Tashlin’s view of success in advertising, hell in America based on this and The Girl Can’t Help It, is suspicious to the point of maniac glee. A climatic scene in which Randall has managed to luck his way into becoming the president of his advertising firm is a glorious convergence of color, acting, and comedy. He stares at his name at the top of the firm’s doors, and they begin to sparkle in various colors. Randall then sees Mansfield dressed in a skimpy bikini covered with bills and coins, giggling and wiggling all over his office. His erotic glee is palpable, and he salivates harder over his business and professional luck than the half-naked pin-up he hallucinates in front of him.

Much of this makes Will Success Spoil Rock Hunter? like a heartless, pitch black satire, but the film has a beating, bruised heart in the form of Joan Blondell. Blondell offers up the movie’s lone moment of naked, vulnerable emotional honesty. Normally, Blondell was hired by studios to be the sarcastic, blowsy, tough-talking sidekick dame to the more conventional lead, and she does a similar thing here as Mansfield’s assistant. But in a scene in which Mansfield and Blondell have a heart-to-heart about why Mansfield keeps choosing the wrong men, purposefully remaking ordinary guys into stars in a similar manner to how a svengali took Mansfield from obscurity to star, Blondell shares a story about a milkman who broke her heart. Amid the various scenarios that equate success with knowingly, or unknowingly but willingly, prostituting yourself in some way, this scene smacks you in the face. It’s brief, but it proves that these characters deserve a happy ending for all they’ve had to endure, and when they get it, they’ve earned through hellfire and heartbreak.

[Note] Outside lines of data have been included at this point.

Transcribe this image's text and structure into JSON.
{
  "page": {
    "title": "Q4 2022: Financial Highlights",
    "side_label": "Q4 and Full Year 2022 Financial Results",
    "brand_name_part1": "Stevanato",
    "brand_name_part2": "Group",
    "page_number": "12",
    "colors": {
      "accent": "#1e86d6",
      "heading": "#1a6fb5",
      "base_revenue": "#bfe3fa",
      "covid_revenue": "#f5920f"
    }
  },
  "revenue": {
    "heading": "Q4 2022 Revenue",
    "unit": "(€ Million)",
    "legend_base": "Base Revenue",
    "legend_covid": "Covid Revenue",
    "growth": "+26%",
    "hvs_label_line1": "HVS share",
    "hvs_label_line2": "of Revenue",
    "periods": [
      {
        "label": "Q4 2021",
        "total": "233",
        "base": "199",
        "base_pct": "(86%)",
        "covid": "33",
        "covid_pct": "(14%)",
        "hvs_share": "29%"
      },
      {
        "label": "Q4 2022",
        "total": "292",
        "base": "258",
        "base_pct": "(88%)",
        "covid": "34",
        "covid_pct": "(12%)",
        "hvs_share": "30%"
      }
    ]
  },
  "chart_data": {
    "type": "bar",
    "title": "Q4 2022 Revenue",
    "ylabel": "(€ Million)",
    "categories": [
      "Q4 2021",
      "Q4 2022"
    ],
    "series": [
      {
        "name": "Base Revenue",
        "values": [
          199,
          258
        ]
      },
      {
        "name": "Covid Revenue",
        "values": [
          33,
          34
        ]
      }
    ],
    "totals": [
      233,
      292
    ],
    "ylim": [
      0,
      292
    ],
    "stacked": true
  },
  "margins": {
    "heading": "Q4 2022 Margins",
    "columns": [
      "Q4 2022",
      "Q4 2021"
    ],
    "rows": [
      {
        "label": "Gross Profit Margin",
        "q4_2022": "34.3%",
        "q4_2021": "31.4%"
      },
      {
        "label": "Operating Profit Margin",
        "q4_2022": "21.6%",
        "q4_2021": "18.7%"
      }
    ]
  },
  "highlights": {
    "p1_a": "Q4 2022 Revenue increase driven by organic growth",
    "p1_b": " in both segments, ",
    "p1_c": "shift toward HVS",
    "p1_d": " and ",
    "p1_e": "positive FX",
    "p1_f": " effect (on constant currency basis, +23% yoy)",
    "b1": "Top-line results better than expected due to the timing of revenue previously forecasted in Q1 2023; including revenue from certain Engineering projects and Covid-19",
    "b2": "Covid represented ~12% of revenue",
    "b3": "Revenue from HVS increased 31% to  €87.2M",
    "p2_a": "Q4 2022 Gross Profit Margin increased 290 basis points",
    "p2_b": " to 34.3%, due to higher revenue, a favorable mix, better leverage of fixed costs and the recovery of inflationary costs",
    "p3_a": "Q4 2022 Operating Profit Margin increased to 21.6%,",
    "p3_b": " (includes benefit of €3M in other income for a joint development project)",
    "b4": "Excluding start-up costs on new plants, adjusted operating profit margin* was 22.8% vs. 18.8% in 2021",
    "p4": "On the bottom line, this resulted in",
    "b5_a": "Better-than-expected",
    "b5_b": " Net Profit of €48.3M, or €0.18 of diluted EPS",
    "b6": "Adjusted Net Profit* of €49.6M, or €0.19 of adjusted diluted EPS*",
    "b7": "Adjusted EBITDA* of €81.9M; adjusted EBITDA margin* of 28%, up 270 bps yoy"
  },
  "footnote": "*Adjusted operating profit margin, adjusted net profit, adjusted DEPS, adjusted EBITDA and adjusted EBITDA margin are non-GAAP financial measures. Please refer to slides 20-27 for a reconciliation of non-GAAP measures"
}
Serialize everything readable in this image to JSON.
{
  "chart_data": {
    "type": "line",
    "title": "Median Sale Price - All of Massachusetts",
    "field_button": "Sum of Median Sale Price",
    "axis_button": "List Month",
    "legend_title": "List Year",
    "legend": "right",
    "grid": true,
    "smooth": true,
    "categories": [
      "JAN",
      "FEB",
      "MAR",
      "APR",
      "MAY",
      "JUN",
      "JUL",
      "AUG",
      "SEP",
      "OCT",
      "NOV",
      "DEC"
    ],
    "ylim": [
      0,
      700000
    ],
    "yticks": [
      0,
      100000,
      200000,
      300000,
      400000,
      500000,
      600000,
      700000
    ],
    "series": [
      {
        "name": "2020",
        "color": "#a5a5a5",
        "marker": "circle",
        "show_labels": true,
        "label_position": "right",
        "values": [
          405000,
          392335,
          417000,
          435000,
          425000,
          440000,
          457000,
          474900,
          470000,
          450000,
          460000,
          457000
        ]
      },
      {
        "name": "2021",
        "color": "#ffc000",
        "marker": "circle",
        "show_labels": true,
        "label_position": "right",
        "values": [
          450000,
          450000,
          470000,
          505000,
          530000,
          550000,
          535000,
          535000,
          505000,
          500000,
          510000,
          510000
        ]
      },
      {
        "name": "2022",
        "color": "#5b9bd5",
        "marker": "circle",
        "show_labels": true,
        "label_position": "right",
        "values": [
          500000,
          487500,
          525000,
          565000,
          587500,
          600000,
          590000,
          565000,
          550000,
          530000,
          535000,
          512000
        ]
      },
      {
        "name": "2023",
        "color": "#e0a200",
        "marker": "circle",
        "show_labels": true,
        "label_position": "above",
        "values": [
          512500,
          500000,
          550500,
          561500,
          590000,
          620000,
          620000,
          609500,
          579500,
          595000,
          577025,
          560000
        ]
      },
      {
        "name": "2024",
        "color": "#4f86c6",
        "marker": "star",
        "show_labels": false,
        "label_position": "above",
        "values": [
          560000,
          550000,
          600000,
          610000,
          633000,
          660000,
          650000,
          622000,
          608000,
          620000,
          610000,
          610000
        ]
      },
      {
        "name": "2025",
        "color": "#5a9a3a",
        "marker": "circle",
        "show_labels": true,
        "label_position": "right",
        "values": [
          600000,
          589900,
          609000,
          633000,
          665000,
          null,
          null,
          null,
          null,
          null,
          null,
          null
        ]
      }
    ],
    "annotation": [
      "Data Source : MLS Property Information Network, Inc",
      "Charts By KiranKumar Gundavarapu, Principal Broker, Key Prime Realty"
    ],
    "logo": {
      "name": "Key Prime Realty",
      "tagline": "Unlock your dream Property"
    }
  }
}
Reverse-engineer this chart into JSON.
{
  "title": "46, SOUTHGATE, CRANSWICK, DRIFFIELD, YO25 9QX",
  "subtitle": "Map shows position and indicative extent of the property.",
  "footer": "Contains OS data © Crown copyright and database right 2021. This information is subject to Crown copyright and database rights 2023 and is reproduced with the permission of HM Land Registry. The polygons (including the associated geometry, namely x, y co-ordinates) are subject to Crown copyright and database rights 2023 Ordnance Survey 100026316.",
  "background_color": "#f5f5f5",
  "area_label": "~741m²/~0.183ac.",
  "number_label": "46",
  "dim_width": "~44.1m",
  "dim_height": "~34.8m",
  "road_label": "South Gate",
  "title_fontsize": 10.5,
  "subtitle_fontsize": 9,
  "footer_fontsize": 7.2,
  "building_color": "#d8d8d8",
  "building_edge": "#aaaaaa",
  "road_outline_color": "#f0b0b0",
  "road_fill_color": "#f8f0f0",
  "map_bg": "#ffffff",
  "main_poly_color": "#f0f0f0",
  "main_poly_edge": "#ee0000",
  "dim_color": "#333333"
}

But Will Success Spoil Rock Hunter? always works best whenever it focuses in on Mansfield. Tashlin took her and made her into the cartoonish post-modern vulgar icon of 1950s materialism and breast obsession. No other director was quite so sympathetic to her or knew how to highlight her gifts. Together they created an anarchic sex kitten that was much happier being a sweet, nice girl, and it’s a pity that no other vehicle could be made to expand upon this unique spin on the dumb blonde persona. At least these two films endure.